The husband-and-wife duo at the core of Over The Rhine, Karin Bergquist and Linford Detweiler, were recently ranked at number 74 in Paste Magazine’s list of the world’s 100 greatest songwriters. Now, it’s hard to judge the fairness of this ranking on past performances, having never heard a note of Over The Rhine’s music before, but on the basis of this tenth studio album, we can only presume that the entire world has gone completely insane.
While Over The Rhine’s blend of jazz, blues and country can make for an interesting backdrop, mainly in this album’s latter stages, Bergquist has a truly soulless vocal that refuses to carry some of the most horrific lyrics of the year. She can’t cover up the vacuum of meaning, no matter how much she warbles. “I don’t want to waste your time with music you don’t need” is the first thing we hear from her, and she repeats it over and over, failing to take her own advice. The middle-of-the-road piano patterns behind her are tawdry, trite and repetitive, the kind of drivel wheeled out on TV talent shows as an example of excellent song craft; the kind of drivel that only OAPs might find exciting.

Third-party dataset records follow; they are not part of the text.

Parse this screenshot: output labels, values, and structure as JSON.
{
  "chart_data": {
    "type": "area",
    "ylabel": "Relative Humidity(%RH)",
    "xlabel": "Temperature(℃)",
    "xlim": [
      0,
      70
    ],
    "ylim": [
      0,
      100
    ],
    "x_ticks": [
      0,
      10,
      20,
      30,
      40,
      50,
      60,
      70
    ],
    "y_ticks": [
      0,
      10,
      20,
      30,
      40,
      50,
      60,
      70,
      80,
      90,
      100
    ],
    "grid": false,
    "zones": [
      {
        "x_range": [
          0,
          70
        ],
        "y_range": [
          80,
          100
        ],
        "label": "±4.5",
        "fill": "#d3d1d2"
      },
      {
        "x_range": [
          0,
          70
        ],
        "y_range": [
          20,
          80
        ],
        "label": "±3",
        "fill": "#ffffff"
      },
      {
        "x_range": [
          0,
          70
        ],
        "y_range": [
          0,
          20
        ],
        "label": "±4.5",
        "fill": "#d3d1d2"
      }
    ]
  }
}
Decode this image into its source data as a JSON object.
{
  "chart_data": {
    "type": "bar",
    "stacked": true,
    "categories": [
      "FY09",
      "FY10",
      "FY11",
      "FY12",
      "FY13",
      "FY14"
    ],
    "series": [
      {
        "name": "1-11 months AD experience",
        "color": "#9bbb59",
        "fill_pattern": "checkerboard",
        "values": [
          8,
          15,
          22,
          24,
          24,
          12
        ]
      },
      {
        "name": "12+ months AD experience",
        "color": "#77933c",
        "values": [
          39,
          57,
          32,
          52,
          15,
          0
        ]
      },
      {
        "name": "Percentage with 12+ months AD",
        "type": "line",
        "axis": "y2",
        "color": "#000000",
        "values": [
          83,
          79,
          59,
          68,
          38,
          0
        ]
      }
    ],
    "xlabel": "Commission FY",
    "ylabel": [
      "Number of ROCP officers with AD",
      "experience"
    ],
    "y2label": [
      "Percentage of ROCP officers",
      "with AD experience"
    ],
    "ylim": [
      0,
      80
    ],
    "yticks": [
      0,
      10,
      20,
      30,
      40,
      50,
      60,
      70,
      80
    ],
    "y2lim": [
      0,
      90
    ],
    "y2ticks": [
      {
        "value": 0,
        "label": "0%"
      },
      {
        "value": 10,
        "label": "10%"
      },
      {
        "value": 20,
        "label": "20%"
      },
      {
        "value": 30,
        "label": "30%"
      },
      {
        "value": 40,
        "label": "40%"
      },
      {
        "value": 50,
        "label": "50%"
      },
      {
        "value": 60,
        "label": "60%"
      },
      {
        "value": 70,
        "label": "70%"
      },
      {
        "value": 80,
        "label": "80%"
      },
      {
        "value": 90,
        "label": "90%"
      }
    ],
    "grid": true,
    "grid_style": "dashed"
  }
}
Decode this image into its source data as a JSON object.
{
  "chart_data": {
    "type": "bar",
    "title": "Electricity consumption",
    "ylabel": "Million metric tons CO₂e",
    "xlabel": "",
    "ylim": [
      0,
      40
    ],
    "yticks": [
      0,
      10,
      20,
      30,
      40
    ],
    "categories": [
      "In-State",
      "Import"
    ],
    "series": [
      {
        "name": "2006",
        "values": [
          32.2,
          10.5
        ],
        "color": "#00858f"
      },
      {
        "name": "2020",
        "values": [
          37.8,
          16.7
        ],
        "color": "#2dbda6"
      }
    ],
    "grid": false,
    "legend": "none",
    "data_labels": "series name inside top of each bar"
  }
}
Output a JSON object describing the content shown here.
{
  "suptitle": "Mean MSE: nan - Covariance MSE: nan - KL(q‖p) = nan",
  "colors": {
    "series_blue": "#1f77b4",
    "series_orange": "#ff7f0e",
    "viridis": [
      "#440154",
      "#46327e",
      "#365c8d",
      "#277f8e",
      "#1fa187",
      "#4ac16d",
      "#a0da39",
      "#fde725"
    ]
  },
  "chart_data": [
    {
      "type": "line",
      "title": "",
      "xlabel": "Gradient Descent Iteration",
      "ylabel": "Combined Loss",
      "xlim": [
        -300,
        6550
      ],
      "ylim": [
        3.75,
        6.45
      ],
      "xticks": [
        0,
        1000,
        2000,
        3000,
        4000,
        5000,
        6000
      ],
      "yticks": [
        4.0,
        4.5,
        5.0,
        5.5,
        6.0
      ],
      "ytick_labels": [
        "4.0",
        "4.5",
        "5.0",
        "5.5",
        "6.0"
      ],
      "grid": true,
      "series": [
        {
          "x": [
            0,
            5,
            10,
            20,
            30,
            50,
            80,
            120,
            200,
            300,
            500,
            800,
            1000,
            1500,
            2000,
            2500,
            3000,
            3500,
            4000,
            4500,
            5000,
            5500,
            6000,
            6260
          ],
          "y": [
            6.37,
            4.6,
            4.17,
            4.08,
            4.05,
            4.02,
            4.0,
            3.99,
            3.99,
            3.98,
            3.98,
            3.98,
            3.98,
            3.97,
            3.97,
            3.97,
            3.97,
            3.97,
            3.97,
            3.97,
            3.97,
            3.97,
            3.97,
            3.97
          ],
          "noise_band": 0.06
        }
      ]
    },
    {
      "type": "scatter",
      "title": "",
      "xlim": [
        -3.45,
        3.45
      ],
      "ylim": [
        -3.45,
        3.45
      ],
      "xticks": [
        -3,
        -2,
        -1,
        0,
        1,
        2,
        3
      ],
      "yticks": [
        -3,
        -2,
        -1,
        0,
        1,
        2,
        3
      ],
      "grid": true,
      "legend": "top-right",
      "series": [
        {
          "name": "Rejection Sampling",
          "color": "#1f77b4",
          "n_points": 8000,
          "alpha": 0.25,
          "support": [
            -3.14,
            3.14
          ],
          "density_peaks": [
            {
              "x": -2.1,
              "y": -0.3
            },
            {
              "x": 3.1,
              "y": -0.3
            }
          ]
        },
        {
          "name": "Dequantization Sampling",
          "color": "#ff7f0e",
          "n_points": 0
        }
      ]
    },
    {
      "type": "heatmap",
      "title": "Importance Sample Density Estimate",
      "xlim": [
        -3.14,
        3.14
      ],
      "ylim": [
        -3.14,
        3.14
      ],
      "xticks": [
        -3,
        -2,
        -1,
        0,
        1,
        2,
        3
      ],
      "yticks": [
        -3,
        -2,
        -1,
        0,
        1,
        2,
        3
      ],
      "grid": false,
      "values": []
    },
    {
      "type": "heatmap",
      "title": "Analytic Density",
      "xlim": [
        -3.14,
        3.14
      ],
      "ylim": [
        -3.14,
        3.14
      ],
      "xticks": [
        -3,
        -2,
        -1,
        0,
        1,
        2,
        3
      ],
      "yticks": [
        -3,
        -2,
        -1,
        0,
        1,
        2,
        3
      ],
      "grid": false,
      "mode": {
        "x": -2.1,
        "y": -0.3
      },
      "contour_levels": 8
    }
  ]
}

Her real downfall is this hanging onto lines that she clearly deems clever and witty. On ‘Trouble’, a song which would have slotted perfectly into one of those god-awful bar scenes, she wobbles time and time again through the line: “If you came to make trouble / Make me a double honey / I think it’s good.” Same story in ‘I’m On A Roll’, where she cranks up the country vocal shamelessly, while on ‘Nothing Is Innocent’, which houses the whopper of a line “All the king’s men / Will serve scrambled eggs again”, she aims for the middle ground between Norah Jones and Amy Winehouse, offering neither the delicacy of the former nor the intrigue and power of the latter.
Some of the song structures in this album’s second half are a touch more ambitious, especially on ‘Desperate For Love’, which allows a morsel of Gallic charm to take root when Bergquist steps away from the microphone. Then ‘Don’t Wait For Tom’ clatters into life, Detweiler starts growling out a vocal, and Over The Rhine are tipping their collective hat to Tom Waits rather impressively.
But these are like stale iced gems in this grand pile of dung. The Trumpet Child, you see, is a soul-sapping smudge of a record that has no palpable artistic worth.